Under UPSC rules, Pitroda was too old to take the UPSC exam and become an official civil servant in the country’s telecommunications ministry.

Some age limit rules are bizarre. The Indian Institute of Science, a premier research institution dating back to its founder JRD Tata, prohibits anyone above the age of 35 from applying for a faculty role. Many US-trained PhDs who have returned to India and are eager to work at the Institute are shut out because of that one rule — they are too old.

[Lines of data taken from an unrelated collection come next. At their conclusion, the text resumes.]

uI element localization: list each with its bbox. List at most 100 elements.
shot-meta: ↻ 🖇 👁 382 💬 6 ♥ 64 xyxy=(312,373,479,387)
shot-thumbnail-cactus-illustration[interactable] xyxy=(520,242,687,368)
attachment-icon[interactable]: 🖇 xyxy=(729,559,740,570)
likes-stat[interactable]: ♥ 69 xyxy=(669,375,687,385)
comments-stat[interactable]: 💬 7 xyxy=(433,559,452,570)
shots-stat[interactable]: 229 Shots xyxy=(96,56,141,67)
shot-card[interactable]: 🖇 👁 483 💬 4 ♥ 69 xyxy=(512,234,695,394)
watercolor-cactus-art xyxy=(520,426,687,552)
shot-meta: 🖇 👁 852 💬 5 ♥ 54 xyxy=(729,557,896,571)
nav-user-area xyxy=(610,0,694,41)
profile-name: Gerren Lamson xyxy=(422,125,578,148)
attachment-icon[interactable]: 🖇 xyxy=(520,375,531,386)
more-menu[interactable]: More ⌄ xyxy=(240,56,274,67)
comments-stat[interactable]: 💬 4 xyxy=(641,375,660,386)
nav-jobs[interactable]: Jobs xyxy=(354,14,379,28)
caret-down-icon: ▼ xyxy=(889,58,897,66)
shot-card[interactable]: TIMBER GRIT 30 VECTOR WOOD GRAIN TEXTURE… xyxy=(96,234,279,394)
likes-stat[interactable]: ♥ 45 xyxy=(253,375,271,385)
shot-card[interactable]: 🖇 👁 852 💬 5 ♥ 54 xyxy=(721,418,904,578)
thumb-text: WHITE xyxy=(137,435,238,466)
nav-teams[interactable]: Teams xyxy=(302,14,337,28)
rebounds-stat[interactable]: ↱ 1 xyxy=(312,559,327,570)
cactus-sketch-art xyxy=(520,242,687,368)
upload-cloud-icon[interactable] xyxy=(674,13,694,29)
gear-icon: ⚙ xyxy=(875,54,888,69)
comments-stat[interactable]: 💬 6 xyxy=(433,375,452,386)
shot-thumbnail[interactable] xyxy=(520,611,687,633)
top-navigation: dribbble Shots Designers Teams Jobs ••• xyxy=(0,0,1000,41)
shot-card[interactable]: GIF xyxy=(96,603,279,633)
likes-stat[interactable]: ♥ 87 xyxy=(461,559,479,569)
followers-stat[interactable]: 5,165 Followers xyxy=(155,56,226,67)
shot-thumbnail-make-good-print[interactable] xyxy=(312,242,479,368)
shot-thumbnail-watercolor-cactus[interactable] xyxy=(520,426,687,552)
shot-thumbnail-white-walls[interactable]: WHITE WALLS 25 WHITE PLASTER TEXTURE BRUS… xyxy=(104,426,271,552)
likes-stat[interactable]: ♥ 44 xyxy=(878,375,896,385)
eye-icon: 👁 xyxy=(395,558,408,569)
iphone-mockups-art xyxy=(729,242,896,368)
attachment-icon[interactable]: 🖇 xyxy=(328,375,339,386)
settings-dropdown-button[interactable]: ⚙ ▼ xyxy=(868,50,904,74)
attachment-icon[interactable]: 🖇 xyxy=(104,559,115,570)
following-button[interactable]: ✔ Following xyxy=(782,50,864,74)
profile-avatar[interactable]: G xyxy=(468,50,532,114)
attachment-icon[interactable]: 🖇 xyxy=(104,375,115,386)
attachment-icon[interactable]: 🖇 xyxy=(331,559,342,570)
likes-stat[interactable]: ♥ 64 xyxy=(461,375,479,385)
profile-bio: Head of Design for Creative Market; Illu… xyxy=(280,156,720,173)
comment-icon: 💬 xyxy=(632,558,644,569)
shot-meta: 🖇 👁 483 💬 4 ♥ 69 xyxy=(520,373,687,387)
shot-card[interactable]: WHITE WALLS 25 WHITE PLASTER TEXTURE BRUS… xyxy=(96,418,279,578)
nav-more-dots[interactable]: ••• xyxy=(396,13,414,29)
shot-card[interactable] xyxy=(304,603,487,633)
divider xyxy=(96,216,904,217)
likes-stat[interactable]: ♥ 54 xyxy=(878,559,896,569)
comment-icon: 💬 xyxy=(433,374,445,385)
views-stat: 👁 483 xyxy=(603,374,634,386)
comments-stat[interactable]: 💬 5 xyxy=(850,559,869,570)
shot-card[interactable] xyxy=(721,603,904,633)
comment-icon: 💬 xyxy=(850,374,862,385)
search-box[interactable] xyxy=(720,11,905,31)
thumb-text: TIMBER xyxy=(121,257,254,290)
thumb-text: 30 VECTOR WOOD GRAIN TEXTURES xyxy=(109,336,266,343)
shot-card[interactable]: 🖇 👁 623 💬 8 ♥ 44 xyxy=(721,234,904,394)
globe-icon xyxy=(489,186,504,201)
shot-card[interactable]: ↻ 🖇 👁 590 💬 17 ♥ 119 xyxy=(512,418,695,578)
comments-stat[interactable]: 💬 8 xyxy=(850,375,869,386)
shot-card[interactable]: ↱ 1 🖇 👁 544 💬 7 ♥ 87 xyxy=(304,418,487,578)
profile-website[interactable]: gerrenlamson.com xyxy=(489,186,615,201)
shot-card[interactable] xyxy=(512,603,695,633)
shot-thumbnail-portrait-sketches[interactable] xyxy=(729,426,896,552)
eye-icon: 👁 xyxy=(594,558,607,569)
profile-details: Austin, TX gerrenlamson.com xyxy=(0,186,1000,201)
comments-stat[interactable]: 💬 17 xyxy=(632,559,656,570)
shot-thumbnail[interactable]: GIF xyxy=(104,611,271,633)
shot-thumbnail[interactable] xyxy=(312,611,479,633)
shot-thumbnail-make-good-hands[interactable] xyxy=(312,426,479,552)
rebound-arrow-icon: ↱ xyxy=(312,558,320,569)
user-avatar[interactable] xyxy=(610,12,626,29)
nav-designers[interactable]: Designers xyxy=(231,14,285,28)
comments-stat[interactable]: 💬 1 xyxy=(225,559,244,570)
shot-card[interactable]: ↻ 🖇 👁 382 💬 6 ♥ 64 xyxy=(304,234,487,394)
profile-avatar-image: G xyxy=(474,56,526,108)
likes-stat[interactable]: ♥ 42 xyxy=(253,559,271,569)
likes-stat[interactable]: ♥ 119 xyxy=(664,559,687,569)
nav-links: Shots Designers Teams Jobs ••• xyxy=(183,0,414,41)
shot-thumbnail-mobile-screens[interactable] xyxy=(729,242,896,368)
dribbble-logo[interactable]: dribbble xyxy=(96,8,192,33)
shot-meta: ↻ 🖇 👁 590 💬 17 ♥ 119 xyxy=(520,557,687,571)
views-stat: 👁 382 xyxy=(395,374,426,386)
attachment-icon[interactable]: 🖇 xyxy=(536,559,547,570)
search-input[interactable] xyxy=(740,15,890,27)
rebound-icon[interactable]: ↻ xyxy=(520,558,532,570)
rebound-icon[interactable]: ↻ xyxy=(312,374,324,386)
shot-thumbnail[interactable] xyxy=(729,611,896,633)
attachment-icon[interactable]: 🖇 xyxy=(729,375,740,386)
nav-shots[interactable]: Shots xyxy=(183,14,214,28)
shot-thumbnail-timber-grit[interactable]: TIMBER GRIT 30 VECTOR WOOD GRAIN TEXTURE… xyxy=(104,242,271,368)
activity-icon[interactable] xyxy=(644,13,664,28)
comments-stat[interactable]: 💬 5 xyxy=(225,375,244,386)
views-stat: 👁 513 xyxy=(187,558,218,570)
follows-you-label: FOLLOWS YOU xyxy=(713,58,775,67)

Until recently, one had to be under the age of 30 to sign up for the LLB course. It is preposterous that we permit places of learning to reject students based on their age. In March 2015, the Supreme Court thankfully lifted this restriction.

Blatant discrimination

Forty years ago, age limits were in vogue because of a Soviet-style approach to solving unemployment problems. There were only so many jobs available, and by eliminating candidates based on their age, the remaining qualified pool of applicants had a better shot at those positions. Requiring people to retire at age 58 — and in many cases, extending voluntary retirement packages to people as young as 50 — was also a socialistic response to creating jobs.

But India has come a long way from these years. People are living longer and more eager to work past the mandatory retirement age. GDP growth is upwards of 7 per cent and in many hot industries, there are more jobs than qualified people available. Eliminating outstanding individuals based on an arbitrary factor such as age is not only silly, it is blatantly discriminatory.

Unfortunately our political class is unlikely to act on this issue anytime soon. Why should they? There are no age limits at all in the world of politics — we routinely have octogenarians serve in public office; take the likes of Deve Gowda, LK Advani, Murali Manohar Joshi, Motilal Vora and M Karunanidhi — who is 92 years old — for example.